New Delhi/London: Barely hours after Indian Prime Minister Narendra Modi and his UK counterpart Sir Keir Starmer announced a free trade agreement between the two countries, British politicians have latched on to certain clauses and claimed that the deal would hurt British workers.
Under the agreement, Indian migrants have been exempted of paying National Insurance for three years. The change was a key demand made by Indian negotiators who said the move would result in “significant financial gains” for Indian companies following talks that have finally concluded after more than three years.
India said it would create new job opportunities for its citizens in Britain and benefit those already living here. The deal will also benefit Britons working in India, who will be exempt from National Insurance.

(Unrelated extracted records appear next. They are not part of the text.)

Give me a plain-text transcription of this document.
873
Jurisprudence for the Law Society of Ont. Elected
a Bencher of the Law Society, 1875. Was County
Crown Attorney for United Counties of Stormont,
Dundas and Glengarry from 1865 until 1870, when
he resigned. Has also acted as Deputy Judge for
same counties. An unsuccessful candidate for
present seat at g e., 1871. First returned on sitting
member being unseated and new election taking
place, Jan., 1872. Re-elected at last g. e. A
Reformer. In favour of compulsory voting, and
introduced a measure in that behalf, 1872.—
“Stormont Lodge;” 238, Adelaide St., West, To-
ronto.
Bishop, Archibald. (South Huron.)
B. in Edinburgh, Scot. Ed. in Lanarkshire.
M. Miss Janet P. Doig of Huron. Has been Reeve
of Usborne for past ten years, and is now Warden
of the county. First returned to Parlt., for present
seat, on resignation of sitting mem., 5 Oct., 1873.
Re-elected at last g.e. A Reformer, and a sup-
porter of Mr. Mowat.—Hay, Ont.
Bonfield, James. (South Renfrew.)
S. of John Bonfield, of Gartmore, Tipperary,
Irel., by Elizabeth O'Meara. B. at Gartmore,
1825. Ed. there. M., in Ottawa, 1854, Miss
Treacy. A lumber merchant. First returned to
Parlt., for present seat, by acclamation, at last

Robert Jenrick, the shadow justice secretary, has, however, raised a red flag. In a post on ‘X’ he said: “This trade deal means Indian workers here for less than three years will not pay National Insurance in the UK. Starmer has hiked National Insurance on Brits while giving an exemption to Indian migrants. British workers come last in Starmer’s Britain.”

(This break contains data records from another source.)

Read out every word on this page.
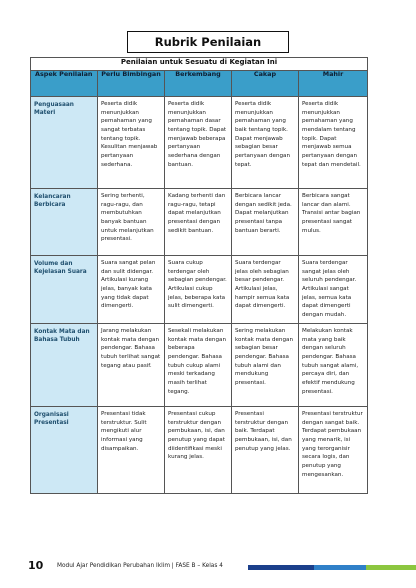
Rubrik Penilaian
Penilaian untuk Sesuatu di Kegiatan Ini				
Aspek Penilaian	Perlu Bimbingan	Berkembang	Cakap	Mahir
Penguasaan Materi	Peserta didik menunjukkan pemahaman yang sangat terbatas tentang topik. Kesulitan menjawab pertanyaan sederhana.	Peserta didik menunjukkan pemahaman dasar tentang topik. Dapat menjawab beberapa pertanyaan sederhana dengan bantuan.	Peserta didik menunjukkan pemahaman yang baik tentang topik. Dapat menjawab sebagian besar pertanyaan dengan tepat.	Peserta didik menunjukkan pemahaman yang mendalam tentang topik. Dapat menjawab semua pertanyaan dengan tepat dan mendetail.
Kelancaran Berbicara	Sering terhenti, ragu-ragu, dan membutuhkan banyak bantuan untuk melanjutkan presentasi.	Kadang terhenti dan ragu-ragu, tetapi dapat melanjutkan presentasi dengan sedikit bantuan.	Berbicara lancar dengan sedikit jeda. Dapat melanjutkan presentasi tanpa bantuan berarti.	Berbicara sangat lancar dan alami. Transisi antar bagian presentasi sangat mulus.
Volume dan Kejelasan Suara	Suara sangat pelan dan sulit didengar. Artikulasi kurang jelas, banyak kata yang tidak dapat dimengerti.	Suara cukup terdengar oleh sebagian pendengar. Artikulasi cukup jelas, beberapa kata sulit dimengerti.	Suara terdengar jelas oleh sebagian besar pendengar. Artikulasi jelas, hampir semua kata dapat dimengerti.	Suara terdengar sangat jelas oleh seluruh pendengar. Artikulasi sangat jelas, semua kata dapat dimengerti dengan mudah.
Kontak Mata dan Bahasa Tubuh	Jarang melakukan kontak mata dengan pendengar. Bahasa tubuh terlihat sangat tegang atau pasif.	Sesekali melakukan kontak mata dengan beberapa pendengar. Bahasa tubuh cukup alami meski terkadang masih terlihat tegang.	Sering melakukan kontak mata dengan sebagian besar pendengar. Bahasa tubuh alami dan mendukung presentasi.	Melakukan kontak mata yang baik dengan seluruh pendengar. Bahasa tubuh sangat alami, percaya diri, dan efektif mendukung presentasi.
Organisasi Presentasi	Presentasi tidak terstruktur. Sulit mengikuti alur informasi yang disampaikan.	Presentasi cukup terstruktur dengan pembukaan, isi, dan penutup yang dapat diidentifikasi meski kurang jelas.	Presentasi terstruktur dengan baik. Terdapat pembukaan, isi, dan penutup yang jelas.	Presentasi terstruktur dengan sangat baik. Terdapat pembukaan yang menarik, isi yang terorganisir secara logis, dan penutup yang mengesankan.
10 Modul Ajar Pendidikan Perubahan Iklim | FASE B – Kelas 4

The deal comes after Rachel Reeves, the Chancellor, increased National Insurance for British workers and companies to plug holes in the public finances.
In a statement, the Indian government hailed the change, saying: “The exemption for Indian workers who are temporarily in the UK and their employers from paying social security contributions in the UK for a period of three years under the double contribution convention will lead to significant financial gains for the Indian service providers and enhance their competitiveness in the UK market that would create new job opportunities as well as benefit large number of Indians working in the UK.”

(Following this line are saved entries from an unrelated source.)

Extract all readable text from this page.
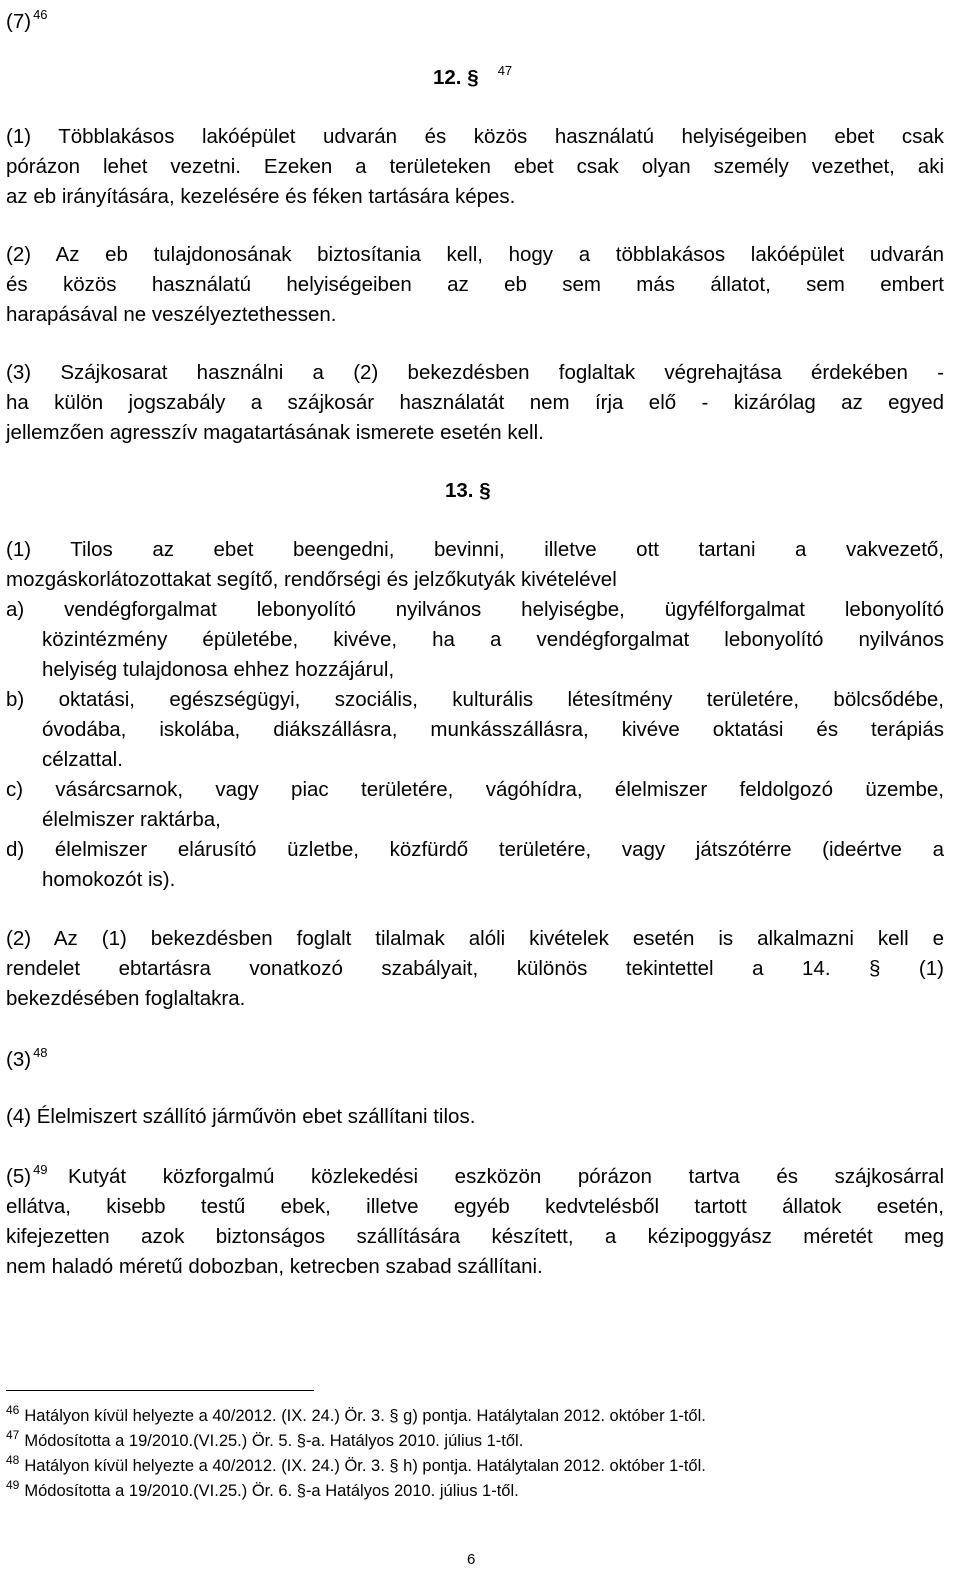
(7) $^{46}$
12. § $^{47}$
(1) Többlakásos lakóépület udvarán és közös használatú helyiségeiben ebet csak
pórázon lehet vezetni. Ezeken a területeken ebet csak olyan személy vezethet, aki
az eb irányítására, kezelésére és féken tartására képes.
(2) Az eb tulajdonosának biztosítania kell, hogy a többlakásos lakóépület udvarán
és közös használatú helyiségeiben az eb sem más állatot, sem embert
harapásával ne veszélyeztethessen.
(3) Szájkosarat használni a (2) bekezdésben foglaltak végrehajtása érdekében -
ha külön jogszabály a szájkosár használatát nem írja elő - kizárólag az egyed
jellemzően agresszív magatartásának ismerete esetén kell.
13. §
(1) Tilos az ebet beengedni, bevinni, illetve ott tartani a vakvezető,
mozgáskorlátozottakat segítő, rendőrségi és jelzőkutyák kivételével
a) vendégforgalmat lebonyolító nyilvános helyiségbe, ügyfélforgalmat lebonyolító
közintézmény épületébe, kivéve, ha a vendégforgalmat lebonyolító nyilvános
helyiség tulajdonosa ehhez hozzájárul,
b) oktatási, egészségügyi, szociális, kulturális létesítmény területére, bölcsődébe,
óvodába, iskolába, diákszállásra, munkásszállásra, kivéve oktatási és terápiás
célzattal.
c) vásárcsarnok, vagy piac területére, vágóhídra, élelmiszer feldolgozó üzembe,
élelmiszer raktárba,
d) élelmiszer elárusító üzletbe, közfürdő területére, vagy játszótérre (ideértve a
homokozót is).
(2) Az (1) bekezdésben foglalt tilalmak alóli kivételek esetén is alkalmazni kell e
rendelet ebtartásra vonatkozó szabályait, különös tekintettel a 14. § (1)
bekezdésében foglaltakra.
(3) $^{48}$
(4) Élelmiszert szállító járművön ebet szállítani tilos.
(5) $^{49}$ Kutyát közforgalmú közlekedési eszközön pórázon tartva és szájkosárral
ellátva, kisebb testű ebek, illetve egyéb kedvtelésből tartott állatok esetén,
kifejezetten azok biztonságos szállítására készített, a kézipoggyász méretét meg
nem haladó méretű dobozban, ketrecben szabad szállítani.
$^{46}$ Hatályon kívül helyezte a 40/2012. (IX. 24.) Ör. 3. § g) pontja. Hatálytalan 2012. október 1-től.
$^{47}$ Módosította a 19/2010.(VI.25.) Ör. 5. §-a. Hatályos 2010. július 1-től.
$^{48}$ Hatályon kívül helyezte a 40/2012. (IX. 24.) Ör. 3. § h) pontja. Hatálytalan 2012. október 1-től.
$^{49}$ Módosította a 19/2010.(VI.25.) Ör. 6. §-a Hatályos 2010. július 1-től.
6
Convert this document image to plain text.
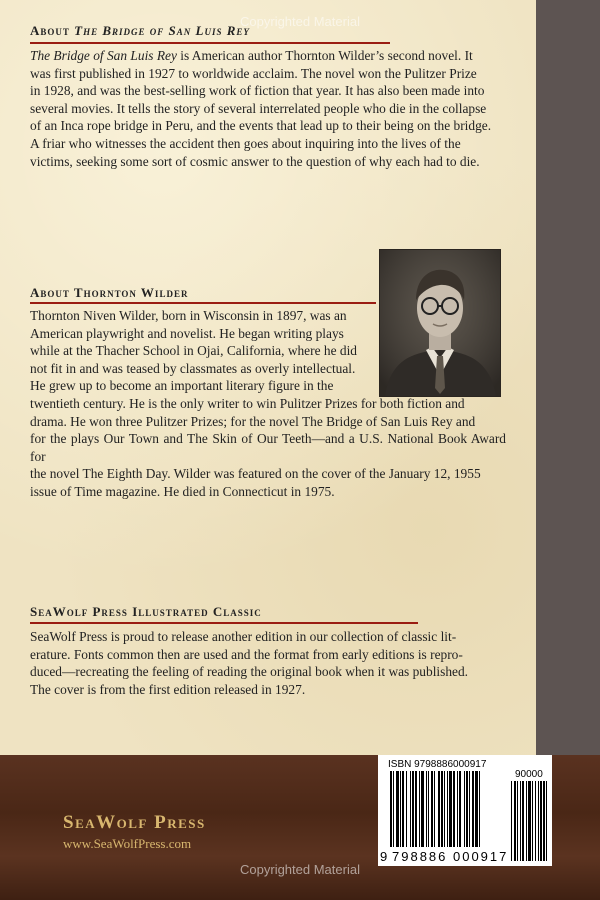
Copyrighted Material
About The Bridge of San Luis Rey
The Bridge of San Luis Rey is American author Thornton Wilder’s second novel. It
was first published in 1927 to worldwide acclaim. The novel won the Pulitzer Prize
in 1928, and was the best-selling work of fiction that year. It has also been made into
several movies. It tells the story of several interrelated people who die in the collapse
of an Inca rope bridge in Peru, and the events that lead up to their being on the bridge.
A friar who witnesses the accident then goes about inquiring into the lives of the
victims, seeking some sort of cosmic answer to the question of why each had to die.
About Thornton Wilder
Thornton Niven Wilder, born in Wisconsin in 1897, was an
American playwright and novelist. He began writing plays
while at the Thacher School in Ojai, California, where he did
not fit in and was teased by classmates as overly intellectual.
He grew up to become an important literary figure in the
twentieth century. He is the only writer to win Pulitzer Prizes for both fiction and
drama. He won three Pulitzer Prizes; for the novel The Bridge of San Luis Rey and
for the plays Our Town and The Skin of Our Teeth—and a U.S. National Book Award for
the novel The Eighth Day. Wilder was featured on the cover of the January 12, 1955
issue of Time magazine. He died in Connecticut in 1975.
SeaWolf Press Illustrated Classic
SeaWolf Press is proud to release another edition in our collection of classic lit-
erature. Fonts common then are used and the format from early editions is repro-
duced—recreating the feeling of reading the original book when it was published.
The cover is from the first edition released in 1927.
SeaWolf Press
www.SeaWolfPress.com
ISBN 9798886000917
90000
9 798886 000917
Copyrighted Material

Nick Timothy, the Conservative MP for West Suffolk, has posted: “These changes will create a massive incentive for UK firms to work with Indian service providers, undercutting domestic workers, companies and contractors. The Convention puts India in the same column as the EU, US, Canada, and New Zealand, which have deep and extensive connections with our labour market, smaller populations and comparable salaries and living standards. And yet the economic benefit will just be 0.1% additional GDP growth for us. In other words no meaningful per capita gain at all. Yet again the benefit of the immigration will go to the immigrant and the cost will fall to the British public.”
Among those who have hailed the agreement are car manufacturers. At the moment, British car exports to India can face tariffs of more than 100% but these will be cut to just 10% in future – albeit within a set quota.
“While the agreement will likely feature compromises, and might not offer unfettered market access to all UK automotive goods, we appreciate the considerable effort British negotiators have devoted to secure the first partial liberalisation of the Indian automotive market. We trust the deal will be fair and deliver on essential UK industry priorities, with major tariff reductions on most UK automotive exports, favourable origin requirements and a workable agreement on future bilateral trade of electrified vehicles,” Mike Hawes, chief executive of the Society of Motor Manufacturers and Traders, said.